Bukan Pertama Kali
Persekusi dan kekerasan seksual yang dilakukan oleh sekelompok laki-laki terhadap dua orang perempuan pengunjung kafe di Pesisir Selatan menambah rentetan panjang kasus kekerasan terhadap perempuan yang beririsan dengan moralitas keagamaan.
Korban diintimidasi, ditendang, diseret, dan diceburkan ke laut. Tidak hanya itu, mereka beramai-ramai menelanjangi korban dan memegang payudaranya. Aksi bejat itu divideokan pelaku dan disebar ke media sosial (medsos).
Wakil Ketua Organisasi Perdamaian dan Keberagaman atau Pelita Padang, Silmi Novita Nurman mengatakan perbuatan para pelaku terhadap korban adalah di luar batas kemanusiaan dan sama sekali tidak memanusiakan manusia.
“Apalagi jika sampai mengatasnamakan agama sebagai pembenaran untuk melakukan kekerasan terhadap perempuan. Ini adalah perilaku yang sangat tidak bisa dibenarkan,” kata Silmi.
Silmi menyayangkan kejadian tersebut. Bulan Ramadan hendaknya menjadi ajang memperbanyak amal baik dengan semangat memanusiakan manusia.
Menurutnya, pada kasus-kasus serupa, perempuanlah yang cenderung menjadi korban.
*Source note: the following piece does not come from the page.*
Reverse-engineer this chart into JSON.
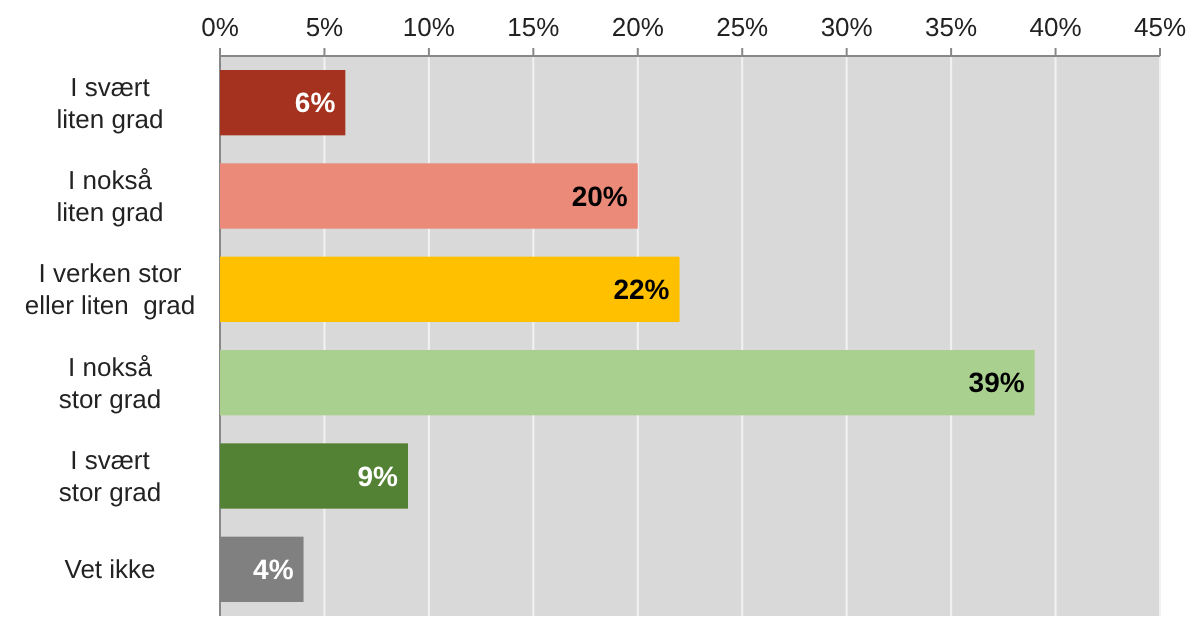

Sementara pihak laki-laki terkesan aman.
Silmi menduga kuat bahwa salah satu penyebab kejadian itu adalah pemahaman agama yang sempit dan misoginis.
Degradasi atau penurunan pandangan misoginis di masyarakat membuat banyak orang sangat mudah memusuhi dan melecehkan perempuan.
“Perempuan sering dipandang sebagai sumber aib, fitnah dan layak direndahkan. Padahal, agama sejatinya tidak mengajarkan pemahaman seperti itu,” katanya.
Kasus serupa sebelumnya pernah terjadi di tahun 2020. Seorang perempuan di Pasaman yang dituduh mesum ditelanjangi dan diarak segerombolan laki-laki keliling kampung.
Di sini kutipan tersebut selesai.